Ethics and customs in palliative care
The doctor is protected against litigation and malpractice if acting in the best interest of the patient. The Indian Society of Critical Care Medicine has developed directives to deal with issues of prescribing opioids, such as increased doses of morphine, or switching off life support. The document essentially deals with doctors’ attitude towards severely ill patients in ICU. It also refers to medical practitioners’ objective and subjective assessments, honest and accurate disclosure of prognosis, early option of palliative care in poor prognosis, ensuring consistency among the care giver teams, as well as giving a checklist when to put the patient on EOL care (i.e., withdrawal of life support) within the bounds of law.
In Indian culture, family members and physicians may share decisional duties.Quite often more than one relative is involved in the care of the patient and they would all want to know the clinical details. Language differences between health care professionals and patients create huge barriers in communication. Hence effective communication (and explanation of the disease process) is the key to ethical palliative care. It is a well-known fact, that timely application of palliative care easesdistressing symptoms in terminal stages of diseases and avoids toxicities of questionable therapies.

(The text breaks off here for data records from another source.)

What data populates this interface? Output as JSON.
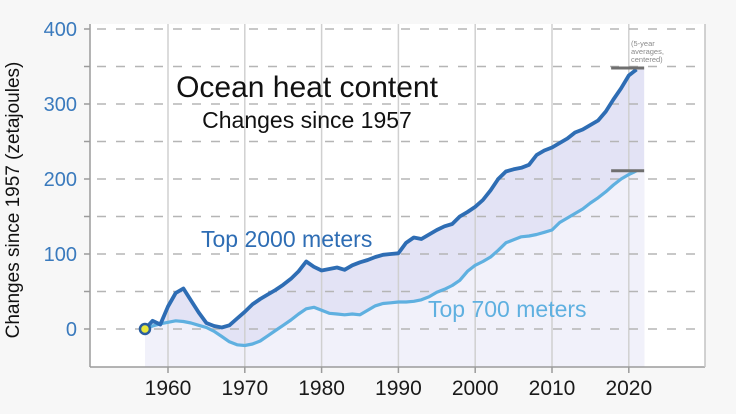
{
  "window": {
    "background": "#f7f7f7",
    "plot_background": "#ffffff"
  },
  "chart_data": {
    "type": "line",
    "title": "Ocean heat content",
    "subtitle": "Changes since 1957",
    "ylabel": "Changes since 1957 (zetajoules)",
    "annotation_lines": [
      "(5-year",
      "averages,",
      "centered)"
    ],
    "x_ticks": [
      1960,
      1970,
      1980,
      1990,
      2000,
      2010,
      2020
    ],
    "y_tick_labels": [
      0,
      100,
      200,
      300,
      400
    ],
    "y_grid_values": [
      0,
      50,
      100,
      150,
      200,
      250,
      300,
      350,
      400
    ],
    "x_axis_range": [
      1950,
      2030
    ],
    "y_axis_range": [
      -51,
      400
    ],
    "grid": {
      "horizontal": "dashed",
      "vertical": "solid"
    },
    "year_start": 1957,
    "year_step": 1,
    "series": [
      {
        "name": "Top 2000 meters",
        "color": "#2e6db4",
        "fill_below": "#e3e3f5",
        "values": [
          0,
          11,
          6,
          30,
          48,
          54,
          38,
          22,
          8,
          4,
          2,
          5,
          14,
          23,
          33,
          40,
          46,
          52,
          59,
          67,
          77,
          90,
          83,
          78,
          80,
          82,
          79,
          85,
          89,
          92,
          96,
          99,
          100,
          101,
          115,
          122,
          120,
          126,
          132,
          137,
          140,
          150,
          156,
          163,
          172,
          185,
          200,
          210,
          213,
          215,
          219,
          232,
          238,
          242,
          248,
          254,
          262,
          266,
          272,
          278,
          290,
          306,
          321,
          338,
          346
        ]
      },
      {
        "name": "Top 700 meters",
        "color": "#5fb0e0",
        "fill_below": "#f1f1fa",
        "values": [
          0,
          4,
          7,
          9,
          11,
          10,
          8,
          5,
          2,
          -3,
          -10,
          -17,
          -21,
          -22,
          -20,
          -16,
          -9,
          -2,
          5,
          12,
          20,
          27,
          29,
          25,
          21,
          20,
          19,
          20,
          19,
          25,
          31,
          34,
          35,
          36,
          36,
          37,
          39,
          43,
          49,
          53,
          58,
          65,
          77,
          85,
          90,
          96,
          105,
          115,
          119,
          123,
          124,
          126,
          129,
          132,
          142,
          148,
          154,
          160,
          168,
          175,
          183,
          192,
          200,
          206,
          211
        ]
      }
    ],
    "end_bars": [
      {
        "series": "Top 2000 meters",
        "value": 348,
        "year_start": 2017.7,
        "year_end": 2022
      },
      {
        "series": "Top 700 meters",
        "value": 211,
        "year_start": 2017.7,
        "year_end": 2022
      }
    ],
    "start_marker": {
      "year": 1957,
      "value": 0,
      "fill": "#e9e73a",
      "stroke": "#2a5d9f"
    },
    "colors": {
      "axis": "#9b9b9b",
      "right_border": "#c4c4c4",
      "vertical_grid": "#d0d0d0",
      "dashed_grid": "#b5b5b5",
      "y_tick_label": "#3a7abd",
      "x_tick_label": "#1a1a1a",
      "end_bar": "#6f6f6f",
      "annotation": "#8a8a8a"
    }
  }
}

At present, there is a dissonance between the Fundamental Rights enshrined in Article 21 of the Indian Constitution on the one hand, and the Supreme Court decisions and Indian Penal Code (IPC) sections related to suicide (IPC 309) and abatement of suicide (IPC 306), on the other. However, opinions expressed by lawyers are that if a doctor who withdraws or withholds treatments in good faith is subject to criminal prosecution, there is plenty of room for his defense even under current laws. Mr. S. Balakrishnan, a Supreme Court Lawyer, is unequivocalin his opinion that the best defense for a doctor in a civil suit related to this issue would be to prove that he “has acted in conformity with the standards prevailing in his profession.”
The ongoing case of Common Cause versus Union of India and the pending draft bill are only the beginnings of a journey towards resolving legal issues surrounding end-of-life care and respecting people’s rights to die with dignity. Lawmakers have to draw a line between life and death; we should all hope that it will be dealt with the focus on human dignity in line with the robust laws defending the right to life, under the constitution of India.